As to respondent Camus’ liability as LMCEC president, it is settled that in
the absence of malice, bad faith, or specific provision of law, a director or officer
of a corporation cannot be made personally liable for corporate liabilities.[53]
As held in Lowe, Inc. v. Court of Appeals,[54] citing McLeod v. NLRC:[55]
liability of
officers attaches only when (1) they assent to a patently unlawful act of
the corporation, or when they are guilty of bad faith or gross negligence
in directing its affairs, or when there is a conflict of interest resulting in
damages to the corporation, its stockholders or other persons; (2) they
consent to the issuance of watered down stocks or when, having
knowledge of such issuance, do not forthwith file with the corporate
secretary their written objection; (3) they agree to hold themselves
personally and solidarily liable with the corporation; or (4) they are
made by specific provision of law personally answerable for their
corporate action.[56]

To be sure, Camus has a personality which is distinct and separate from that
of LMCEC. There was no proof that Camus acted in bad faith in dismissing
petitioners from employment. The mere fact that he is the president of the company
does not make him personally liable for the payment of backwages.
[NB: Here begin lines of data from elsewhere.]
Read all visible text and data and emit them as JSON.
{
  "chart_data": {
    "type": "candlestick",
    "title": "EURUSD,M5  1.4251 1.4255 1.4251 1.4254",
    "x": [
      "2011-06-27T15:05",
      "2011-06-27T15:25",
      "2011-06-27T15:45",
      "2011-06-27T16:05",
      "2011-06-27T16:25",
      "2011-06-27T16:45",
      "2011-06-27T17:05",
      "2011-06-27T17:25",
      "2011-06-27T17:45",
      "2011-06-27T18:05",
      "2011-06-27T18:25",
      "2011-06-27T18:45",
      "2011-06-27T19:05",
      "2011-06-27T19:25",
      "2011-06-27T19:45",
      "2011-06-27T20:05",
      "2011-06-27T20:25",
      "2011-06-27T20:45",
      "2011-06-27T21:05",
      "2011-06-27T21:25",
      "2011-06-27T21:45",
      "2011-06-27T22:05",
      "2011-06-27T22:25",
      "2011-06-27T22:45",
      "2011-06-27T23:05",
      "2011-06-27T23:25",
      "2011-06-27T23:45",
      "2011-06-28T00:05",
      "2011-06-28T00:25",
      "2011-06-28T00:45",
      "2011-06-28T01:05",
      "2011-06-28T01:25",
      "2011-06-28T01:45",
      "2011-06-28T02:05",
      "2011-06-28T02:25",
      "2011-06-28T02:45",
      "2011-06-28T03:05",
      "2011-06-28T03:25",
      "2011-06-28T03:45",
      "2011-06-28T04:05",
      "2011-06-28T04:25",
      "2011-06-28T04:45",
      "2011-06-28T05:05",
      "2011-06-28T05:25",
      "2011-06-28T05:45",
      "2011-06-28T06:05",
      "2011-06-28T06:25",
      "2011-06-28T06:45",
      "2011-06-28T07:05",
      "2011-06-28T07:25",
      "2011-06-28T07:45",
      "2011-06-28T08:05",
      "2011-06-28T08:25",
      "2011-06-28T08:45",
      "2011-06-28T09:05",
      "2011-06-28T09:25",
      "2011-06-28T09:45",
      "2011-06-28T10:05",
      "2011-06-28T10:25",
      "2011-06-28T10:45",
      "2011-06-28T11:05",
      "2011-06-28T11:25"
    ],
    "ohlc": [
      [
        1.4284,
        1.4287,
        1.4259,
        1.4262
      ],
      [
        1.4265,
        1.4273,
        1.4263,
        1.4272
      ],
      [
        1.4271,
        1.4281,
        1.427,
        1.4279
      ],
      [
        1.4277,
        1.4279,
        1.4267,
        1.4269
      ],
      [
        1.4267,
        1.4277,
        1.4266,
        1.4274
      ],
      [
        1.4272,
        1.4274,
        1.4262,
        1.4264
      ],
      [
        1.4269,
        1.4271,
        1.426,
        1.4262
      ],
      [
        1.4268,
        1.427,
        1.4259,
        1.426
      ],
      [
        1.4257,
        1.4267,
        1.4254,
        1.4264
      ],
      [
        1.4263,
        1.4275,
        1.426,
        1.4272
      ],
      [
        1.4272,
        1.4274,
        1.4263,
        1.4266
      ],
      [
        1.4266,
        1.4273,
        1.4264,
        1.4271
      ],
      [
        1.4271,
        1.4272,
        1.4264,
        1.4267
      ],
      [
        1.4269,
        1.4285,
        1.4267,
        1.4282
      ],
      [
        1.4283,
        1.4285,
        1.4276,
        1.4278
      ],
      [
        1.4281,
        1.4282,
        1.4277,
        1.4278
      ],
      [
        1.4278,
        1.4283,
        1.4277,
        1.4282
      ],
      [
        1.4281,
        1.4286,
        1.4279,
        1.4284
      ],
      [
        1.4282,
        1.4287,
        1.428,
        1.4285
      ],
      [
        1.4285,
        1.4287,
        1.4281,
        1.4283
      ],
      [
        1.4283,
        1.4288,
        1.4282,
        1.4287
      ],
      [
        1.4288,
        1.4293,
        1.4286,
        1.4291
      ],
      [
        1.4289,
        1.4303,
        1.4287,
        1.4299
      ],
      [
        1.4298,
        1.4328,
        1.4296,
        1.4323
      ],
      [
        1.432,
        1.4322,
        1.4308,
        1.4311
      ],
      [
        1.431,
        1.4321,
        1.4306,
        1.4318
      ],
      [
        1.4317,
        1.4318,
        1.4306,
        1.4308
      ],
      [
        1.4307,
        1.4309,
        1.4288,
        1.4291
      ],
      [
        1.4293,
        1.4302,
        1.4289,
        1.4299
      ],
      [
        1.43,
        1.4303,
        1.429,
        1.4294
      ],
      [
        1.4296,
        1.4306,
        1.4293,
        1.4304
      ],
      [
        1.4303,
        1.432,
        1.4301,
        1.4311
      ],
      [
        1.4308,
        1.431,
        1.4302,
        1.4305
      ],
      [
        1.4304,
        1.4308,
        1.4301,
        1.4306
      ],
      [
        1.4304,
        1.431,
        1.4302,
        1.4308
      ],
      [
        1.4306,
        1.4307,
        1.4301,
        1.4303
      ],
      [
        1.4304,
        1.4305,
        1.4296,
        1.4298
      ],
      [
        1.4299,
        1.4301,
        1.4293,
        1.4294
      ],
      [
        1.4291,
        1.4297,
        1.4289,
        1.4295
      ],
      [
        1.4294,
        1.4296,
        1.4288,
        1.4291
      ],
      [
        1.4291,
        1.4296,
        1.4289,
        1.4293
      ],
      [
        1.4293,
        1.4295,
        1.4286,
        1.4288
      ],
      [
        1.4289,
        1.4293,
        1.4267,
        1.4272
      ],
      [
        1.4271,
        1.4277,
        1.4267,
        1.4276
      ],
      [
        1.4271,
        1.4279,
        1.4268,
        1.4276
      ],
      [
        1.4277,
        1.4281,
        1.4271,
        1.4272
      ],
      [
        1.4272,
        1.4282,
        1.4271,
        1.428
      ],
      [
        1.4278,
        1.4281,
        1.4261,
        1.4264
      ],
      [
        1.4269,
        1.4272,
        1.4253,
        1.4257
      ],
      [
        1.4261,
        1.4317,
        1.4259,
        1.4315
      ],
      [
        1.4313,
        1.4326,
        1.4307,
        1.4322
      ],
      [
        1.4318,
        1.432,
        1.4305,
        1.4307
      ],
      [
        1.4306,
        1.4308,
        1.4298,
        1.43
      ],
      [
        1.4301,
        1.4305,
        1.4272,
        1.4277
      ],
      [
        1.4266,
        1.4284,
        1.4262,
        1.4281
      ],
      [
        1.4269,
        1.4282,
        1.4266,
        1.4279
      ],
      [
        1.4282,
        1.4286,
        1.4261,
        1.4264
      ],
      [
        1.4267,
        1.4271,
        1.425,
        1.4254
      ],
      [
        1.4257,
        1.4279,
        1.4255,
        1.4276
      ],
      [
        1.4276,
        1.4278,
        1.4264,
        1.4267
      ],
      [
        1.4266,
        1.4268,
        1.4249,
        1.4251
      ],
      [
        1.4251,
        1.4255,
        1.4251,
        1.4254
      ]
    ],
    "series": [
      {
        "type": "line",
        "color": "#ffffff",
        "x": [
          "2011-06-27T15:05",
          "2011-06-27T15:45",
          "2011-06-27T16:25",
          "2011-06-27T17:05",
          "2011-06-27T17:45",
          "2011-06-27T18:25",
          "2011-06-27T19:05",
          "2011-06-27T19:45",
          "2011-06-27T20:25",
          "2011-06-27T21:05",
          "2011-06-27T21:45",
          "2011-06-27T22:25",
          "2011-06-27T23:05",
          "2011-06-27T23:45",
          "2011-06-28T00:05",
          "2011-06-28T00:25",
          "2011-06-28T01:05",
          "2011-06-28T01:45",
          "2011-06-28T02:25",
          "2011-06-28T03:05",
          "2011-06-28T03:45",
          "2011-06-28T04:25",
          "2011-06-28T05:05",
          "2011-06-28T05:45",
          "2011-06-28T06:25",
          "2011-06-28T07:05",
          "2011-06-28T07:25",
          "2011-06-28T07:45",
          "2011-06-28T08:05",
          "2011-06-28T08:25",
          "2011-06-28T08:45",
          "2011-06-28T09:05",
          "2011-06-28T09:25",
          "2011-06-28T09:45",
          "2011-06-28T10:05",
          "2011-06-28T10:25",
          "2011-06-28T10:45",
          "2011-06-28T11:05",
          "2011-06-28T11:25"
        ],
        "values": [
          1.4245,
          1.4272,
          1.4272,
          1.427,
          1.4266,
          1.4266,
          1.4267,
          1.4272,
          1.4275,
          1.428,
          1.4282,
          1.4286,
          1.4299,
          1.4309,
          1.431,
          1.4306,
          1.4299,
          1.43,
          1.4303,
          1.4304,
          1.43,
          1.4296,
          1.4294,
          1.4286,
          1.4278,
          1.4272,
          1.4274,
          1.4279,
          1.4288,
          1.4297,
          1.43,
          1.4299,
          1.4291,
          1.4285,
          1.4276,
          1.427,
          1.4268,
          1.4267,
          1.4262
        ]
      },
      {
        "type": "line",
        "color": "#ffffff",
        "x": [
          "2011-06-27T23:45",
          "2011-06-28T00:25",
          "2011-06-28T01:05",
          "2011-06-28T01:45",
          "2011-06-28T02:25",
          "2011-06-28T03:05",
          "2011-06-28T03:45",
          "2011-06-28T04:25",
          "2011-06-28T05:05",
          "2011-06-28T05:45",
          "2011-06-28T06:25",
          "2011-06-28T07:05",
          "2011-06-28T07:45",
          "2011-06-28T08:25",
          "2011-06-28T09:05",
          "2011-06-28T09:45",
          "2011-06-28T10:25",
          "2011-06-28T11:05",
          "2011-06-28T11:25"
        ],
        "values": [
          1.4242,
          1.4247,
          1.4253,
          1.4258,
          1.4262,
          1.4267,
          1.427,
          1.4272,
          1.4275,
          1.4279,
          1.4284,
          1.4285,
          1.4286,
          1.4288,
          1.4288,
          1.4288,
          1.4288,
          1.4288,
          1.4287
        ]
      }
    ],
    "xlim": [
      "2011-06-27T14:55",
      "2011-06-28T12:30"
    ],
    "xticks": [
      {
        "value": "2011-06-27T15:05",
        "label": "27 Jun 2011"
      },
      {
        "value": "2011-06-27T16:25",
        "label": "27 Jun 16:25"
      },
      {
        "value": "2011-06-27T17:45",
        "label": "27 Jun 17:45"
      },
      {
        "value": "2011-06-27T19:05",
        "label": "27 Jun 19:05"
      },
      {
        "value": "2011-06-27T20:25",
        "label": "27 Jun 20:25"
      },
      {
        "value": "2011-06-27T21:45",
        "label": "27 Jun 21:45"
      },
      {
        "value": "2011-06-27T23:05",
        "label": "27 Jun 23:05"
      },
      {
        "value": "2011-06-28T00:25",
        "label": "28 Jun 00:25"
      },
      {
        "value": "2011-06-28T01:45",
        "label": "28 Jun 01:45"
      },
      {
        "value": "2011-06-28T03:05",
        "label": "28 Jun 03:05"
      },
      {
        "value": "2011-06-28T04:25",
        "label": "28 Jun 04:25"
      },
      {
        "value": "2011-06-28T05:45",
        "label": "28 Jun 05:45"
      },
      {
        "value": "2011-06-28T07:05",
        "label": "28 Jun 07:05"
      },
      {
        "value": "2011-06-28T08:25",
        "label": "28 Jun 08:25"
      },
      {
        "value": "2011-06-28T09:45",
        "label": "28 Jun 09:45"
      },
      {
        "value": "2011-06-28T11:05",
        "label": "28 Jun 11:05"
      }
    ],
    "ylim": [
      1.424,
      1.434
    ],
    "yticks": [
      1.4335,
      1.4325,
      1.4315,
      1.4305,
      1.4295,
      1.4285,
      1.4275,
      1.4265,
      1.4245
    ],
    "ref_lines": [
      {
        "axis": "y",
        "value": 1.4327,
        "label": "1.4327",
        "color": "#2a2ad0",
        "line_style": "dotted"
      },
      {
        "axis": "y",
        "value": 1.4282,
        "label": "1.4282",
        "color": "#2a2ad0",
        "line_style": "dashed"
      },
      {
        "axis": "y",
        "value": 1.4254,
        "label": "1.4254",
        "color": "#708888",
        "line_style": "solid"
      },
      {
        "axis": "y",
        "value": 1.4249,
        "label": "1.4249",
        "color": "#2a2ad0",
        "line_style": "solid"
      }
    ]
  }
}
Finally, the Court notes that although Tapanan was named as petitioner, he
was never included as a complainant before the NLRC. As such, he is not a party
to this case. Moreover, as clearly stated in the LA decision, Reyes has voluntarily
withdrawn his case against respondents. Thus, although he is one of the petitioners
here, he is not covered by this Decision. Lastly, some of the petitioners had already
been actually reinstated by LMCEC. We emphasize that the computation of their
backwages should be up to the date of actual reinstatement.
WHEREFORE, premises considered, the petition is GRANTED.
The Court of Appeals Decision dated September 25, 2006 and Resolution dated
February 14, 2007 in CA-G.R. SP No. 90377 are REVERSED and SET
ASIDE. Petitioners’ dismissal from employment is declared illegal and, except

Helyto N. Reyes and Restituto Tapanan, they are entitled to full backwages from
the time of illegal dismissal until actual reinstatement.